第四章 斜阳草树---宋魏战争及内政大事记
十四
田奇只负责带话,不多说什么,回到建康之后,田奇把拓跋焘的意思带给了刘义隆。刘义隆立刻召开御前会议,讨论一下是否要接受拓跋焘的条件。从刘义隆的本意来说,他是愿意接受的,虽然辈份上有点乱,但只要能让拓跋焘滚蛋,这算不了什么?大多数人都认为可以接受,无非是赔进一个公主,不过武陵王也能赚回来一个公主,不算吃亏。

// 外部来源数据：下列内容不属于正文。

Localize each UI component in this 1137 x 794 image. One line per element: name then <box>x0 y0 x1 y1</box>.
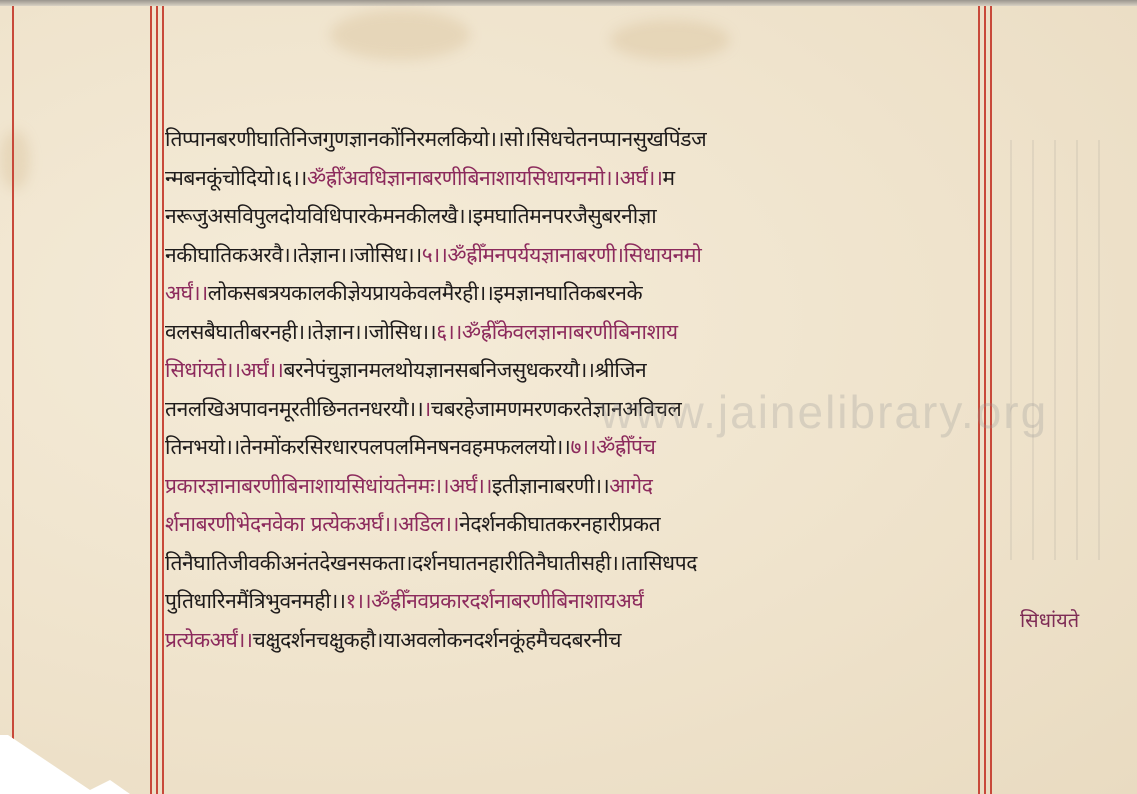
manuscript-line: तिनैघातिजीवकीअनंतदेखनसकता।दर्शनघातनहारीत… <box>165 544 977 583</box>
rubric-text: ५।।ॐह्रीँमनपर्ययज्ञानाबरणी।सिधायनमो <box>422 243 702 267</box>
rubric-text: अर्घं।। <box>165 281 208 305</box>
rubric-text: १।।ॐह्रीँनवप्रकारदर्शनाबरणीबिनाशायअर्घं <box>346 589 644 613</box>
manuscript-text-block: तिप्पानबरणीघातिनिजगुणज्ञानकोंनिरमलकियो।।… <box>165 120 977 659</box>
manuscript-line: नकीघातिकअरवै।।तेज्ञान।।जोसिध।।५।।ॐह्रीँम… <box>165 236 977 275</box>
body-text: तिनभयो।।तेनमोंकरसिरधारपलपलमिनषनवहमफललयो।… <box>165 435 570 459</box>
manuscript-line: तनलखिअपावनमूरतीछिनतनधरयौ।।।चबरहेजामणमरणक… <box>165 390 977 429</box>
manuscript-line: वलसबैघातीबरनही।।तेज्ञान।।जोसिध।।६।।ॐह्री… <box>165 313 977 352</box>
rubric-text: प्रकारज्ञानाबरणीबिनाशायसिधांयतेनमः।।अर्घ… <box>165 474 492 498</box>
manuscript-line: न्मबनकूंचोदियो।६।।ॐह्रीँअवधिज्ञानाबरणीबि… <box>165 159 977 198</box>
margin-rule-left-1 <box>150 6 152 794</box>
rubric-text: र्शनाबरणीभेदनवेका प्रत्येकअर्घं।।अडिल।। <box>165 512 459 536</box>
manuscript-line: तिनभयो।।तेनमोंकरसिरधारपलपलमिनषनवहमफललयो।… <box>165 428 977 467</box>
body-text: म <box>663 166 675 190</box>
rubric-text: ॐह्रीँअवधिज्ञानाबरणीबिनाशायसिधायनमो।।अर्… <box>307 166 663 190</box>
body-text: वलसबैघातीबरनही।।तेज्ञान।।जोसिध।। <box>165 320 436 344</box>
body-text: नरूजुअसविपुलदोयविधिपारकेमनकीलखै।।इमघातिम… <box>165 204 656 228</box>
manuscript-page: तिप्पानबरणीघातिनिजगुणज्ञानकोंनिरमलकियो।।… <box>0 0 1137 794</box>
manuscript-line: नरूजुअसविपुलदोयविधिपारकेमनकीलखै।।इमघातिम… <box>165 197 977 236</box>
body-text: इतीज्ञानाबरणी।। <box>492 474 609 498</box>
rubric-text: सिधांयते।।अर्घं।। <box>165 358 283 382</box>
margin-rule-right-2 <box>984 6 986 794</box>
manuscript-line: पुतिधारिनमैंत्रिभुवनमही।।१।।ॐह्रीँनवप्रक… <box>165 582 977 621</box>
body-text: नकीघातिकअरवै।।तेज्ञान।।जोसिध।। <box>165 243 422 267</box>
margin-note: सिधांयते <box>1020 606 1079 633</box>
margin-rule-right-1 <box>978 6 980 794</box>
body-text: तनलखिअपावनमूरतीछिनतनधरयौ।। <box>165 397 423 421</box>
margin-rule-left-3 <box>162 6 164 794</box>
rubric-text: ७।।ॐह्रीँपंच <box>570 435 655 459</box>
manuscript-line: र्शनाबरणीभेदनवेका प्रत्येकअर्घं।।अडिल।।न… <box>165 505 977 544</box>
body-text: लोकसबत्रयकालकीज्ञेयप्रायकेवलमैरही।।इमज्ञ… <box>208 281 642 305</box>
rubric-text: प्रत्येकअर्घं।। <box>165 628 253 652</box>
body-text: बरनेपंचुज्ञानमलथोयज्ञानसबनिजसुधकरयौ।।श्र… <box>283 358 646 382</box>
margin-rule-outer-left <box>12 6 14 794</box>
paper-stain <box>0 130 30 190</box>
manuscript-line: तिप्पानबरणीघातिनिजगुणज्ञानकोंनिरमलकियो।।… <box>165 120 977 159</box>
body-text: पुतिधारिनमैंत्रिभुवनमही।। <box>165 589 346 613</box>
body-text: चबरहेजामणमरणकरतेज्ञानअविचल <box>431 397 682 421</box>
body-text: नेदर्शनकीघातकरनहारीप्रकत <box>459 512 660 536</box>
manuscript-line: प्रत्येकअर्घं।।चक्षुदर्शनचक्षुकहौ।याअवलो… <box>165 621 977 660</box>
body-text: चक्षुदर्शनचक्षुकहौ।याअवलोकनदर्शनकूंहमैचद… <box>253 628 622 652</box>
margin-rule-left-2 <box>156 6 158 794</box>
rubric-text: ६।।ॐह्रीँकेवलज्ञानाबरणीबिनाशाय <box>436 320 677 344</box>
body-text: न्मबनकूंचोदियो।६।। <box>165 166 307 190</box>
paper-stain <box>330 10 470 60</box>
body-text: तिप्पानबरणीघातिनिजगुणज्ञानकोंनिरमलकियो।।… <box>165 127 706 151</box>
manuscript-line: सिधांयते।।अर्घं।।बरनेपंचुज्ञानमलथोयज्ञान… <box>165 351 977 390</box>
rubric-text: आगेद <box>609 474 652 498</box>
scan-edge-shadow <box>0 0 1137 6</box>
paper-stain <box>610 20 730 60</box>
body-text: तिनैघातिजीवकीअनंतदेखनसकता।दर्शनघातनहारीत… <box>165 551 697 575</box>
manuscript-line: प्रकारज्ञानाबरणीबिनाशायसिधांयतेनमः।।अर्घ… <box>165 467 977 506</box>
bleed-through-text <box>1010 140 1120 560</box>
manuscript-line: अर्घं।।लोकसबत्रयकालकीज्ञेयप्रायकेवलमैरही… <box>165 274 977 313</box>
rubric-text: । <box>423 397 431 421</box>
margin-rule-right-3 <box>990 6 992 794</box>
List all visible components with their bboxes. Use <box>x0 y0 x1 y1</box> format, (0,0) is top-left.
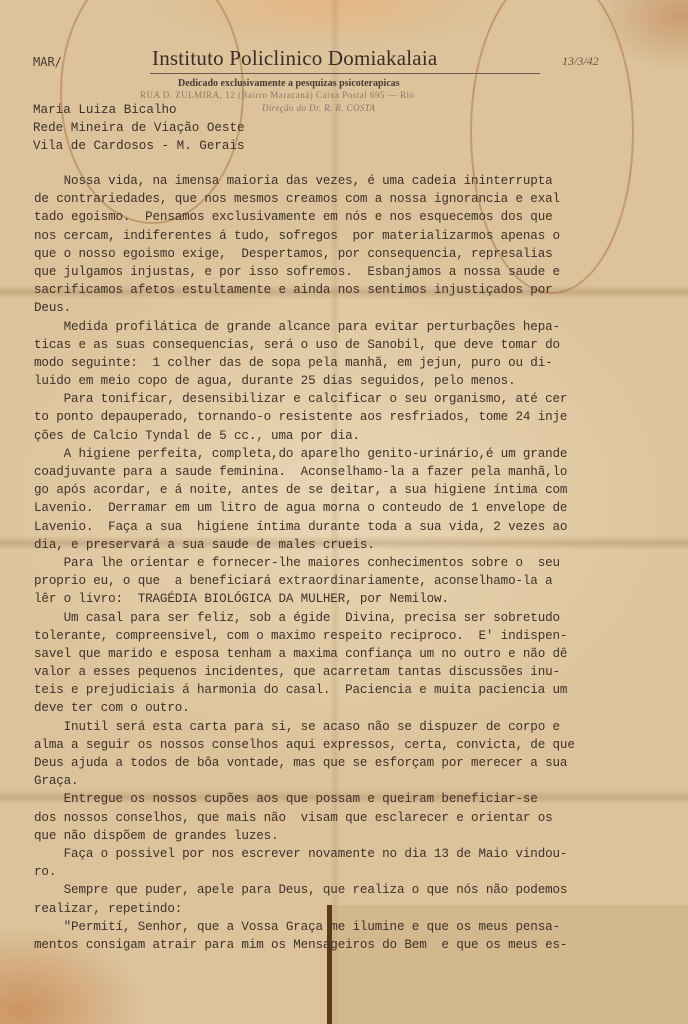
recipient-location: Vila de Cardosos - M. Gerais <box>33 137 245 155</box>
reference-code: MAR/ <box>33 55 62 69</box>
letter-line: mentos consigam atrair para mim os Mensa… <box>34 936 684 954</box>
letter-line: Lavenio. Derramar em um litro de agua mo… <box>34 499 684 517</box>
letter-line: realizar, repetindo: <box>34 900 684 918</box>
letter-body: Nossa vida, na imensa maioria das vezes,… <box>34 172 684 954</box>
letter-line: go após acordar, e á noite, antes de se … <box>34 481 684 499</box>
letter-line: tolerante, compreensivel, com o maximo r… <box>34 627 684 645</box>
letter-line: luido em meio copo de agua, durante 25 d… <box>34 372 684 390</box>
letter-line: que o nosso egoismo exige, Despertamos, … <box>34 245 684 263</box>
letter-line: "Permití, Senhor, que a Vossa Graça me i… <box>34 918 684 936</box>
institution-direction: Direção do Dr. R. R. COSTA <box>262 103 375 113</box>
letter-line: Um casal para ser feliz, sob a égide Div… <box>34 609 684 627</box>
recipient-block: Maria Luiza BicalhoRede Mineira de Viaçã… <box>33 101 245 156</box>
recipient-organization: Rede Mineira de Viação Oeste <box>33 119 245 137</box>
letter-line: coadjuvante para a saude feminina. Acons… <box>34 463 684 481</box>
letter-line: A higiene perfeita, completa,do aparelho… <box>34 445 684 463</box>
letter-line: ro. <box>34 863 684 881</box>
letter-line: Nossa vida, na imensa maioria das vezes,… <box>34 172 684 190</box>
letter-line: Entregue os nossos cupões aos que possam… <box>34 790 684 808</box>
institution-name: Instituto Policlinico Domiakalaia <box>152 46 437 71</box>
letter-line: deve ter com o outro. <box>34 699 684 717</box>
letter-line: que julgamos injustas, e por isso sofrem… <box>34 263 684 281</box>
letter-line: savel que marido e esposa tenham a maxim… <box>34 645 684 663</box>
institution-tagline: Dedicado exclusivamente a pesquizas psic… <box>178 78 400 89</box>
letter-line: Para lhe orientar e fornecer-lhe maiores… <box>34 554 684 572</box>
letter-line: sacrificamos afetos estultamente e ainda… <box>34 281 684 299</box>
letter-line: proprio eu, o que a beneficiará extraord… <box>34 572 684 590</box>
letter-line: Deus. <box>34 299 684 317</box>
letter-line: Sempre que puder, apele para Deus, que r… <box>34 881 684 899</box>
letter-line: dos nossos conselhos, que mais não visam… <box>34 809 684 827</box>
letter-line: modo seguinte: 1 colher das de sopa pela… <box>34 354 684 372</box>
letter-line: Deus ajuda a todos de bôa vontade, mas q… <box>34 754 684 772</box>
letter-line: Inutil será esta carta para si, se acaso… <box>34 718 684 736</box>
letter-line: Medida profilática de grande alcance par… <box>34 318 684 336</box>
letter-line: de contrariedades, que nos mesmos creamo… <box>34 190 684 208</box>
letter-line: que não dispõem de grandes luzes. <box>34 827 684 845</box>
letter-line: Graça. <box>34 772 684 790</box>
letter-line: ções de Calcio Tyndal de 5 cc., uma por … <box>34 427 684 445</box>
letter-line: teis e prejudiciais á harmonia do casal.… <box>34 681 684 699</box>
letter-line: valor a esses pequenos incidentes, que a… <box>34 663 684 681</box>
letter-line: lêr o livro: TRAGÉDIA BIOLÓGICA DA MULHE… <box>34 590 684 608</box>
letter-line: Faça o possivel por nos escrever novamen… <box>34 845 684 863</box>
recipient-name: Maria Luiza Bicalho <box>33 101 245 119</box>
institution-address: RUA D. ZULMIRA, 12 (Bairro Maracanã) Cai… <box>140 90 414 100</box>
letter-line: to ponto depauperado, tornando-o resiste… <box>34 408 684 426</box>
letter-line: tado egoismo. Pensamos exclusivamente em… <box>34 208 684 226</box>
letter-date: 13/3/42 <box>562 54 599 69</box>
letter-line: alma a seguir os nossos conselhos aqui e… <box>34 736 684 754</box>
letter-line: Para tonificar, desensibilizar e calcifi… <box>34 390 684 408</box>
letter-line: nos cercam, indiferentes á tudo, sofrego… <box>34 227 684 245</box>
letter-line: ticas e as suas consequencias, será o us… <box>34 336 684 354</box>
letter-line: Lavenio. Faça a sua higiene íntima duran… <box>34 518 684 536</box>
letterhead-rule <box>150 73 540 74</box>
letter-line: dia, e preservará a sua saude de males c… <box>34 536 684 554</box>
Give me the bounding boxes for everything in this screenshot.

只是讨人嫌的江湛跳出来横插了一腿,反对和亲:“自古夷狄无信义,佛狸是个大滑头,陛下千万不要相信他的鬼话。” 皇太子刘劭向来对江湛不感冒,他是巴不得拓跋焘滚蛋的,只要江东无事,他日后就是大宋皇帝,他可不希望拓跋焘天天蹲在瓜步山上啃着黄柑下酒。刘劭拔出佩剑,指着江湛对老爹说:“北伐失利,索虏南侵,江北涂炭,皆是徐湛之、江湛等人败坏至此。请陛下斩此二贼,以谢天下义愤!”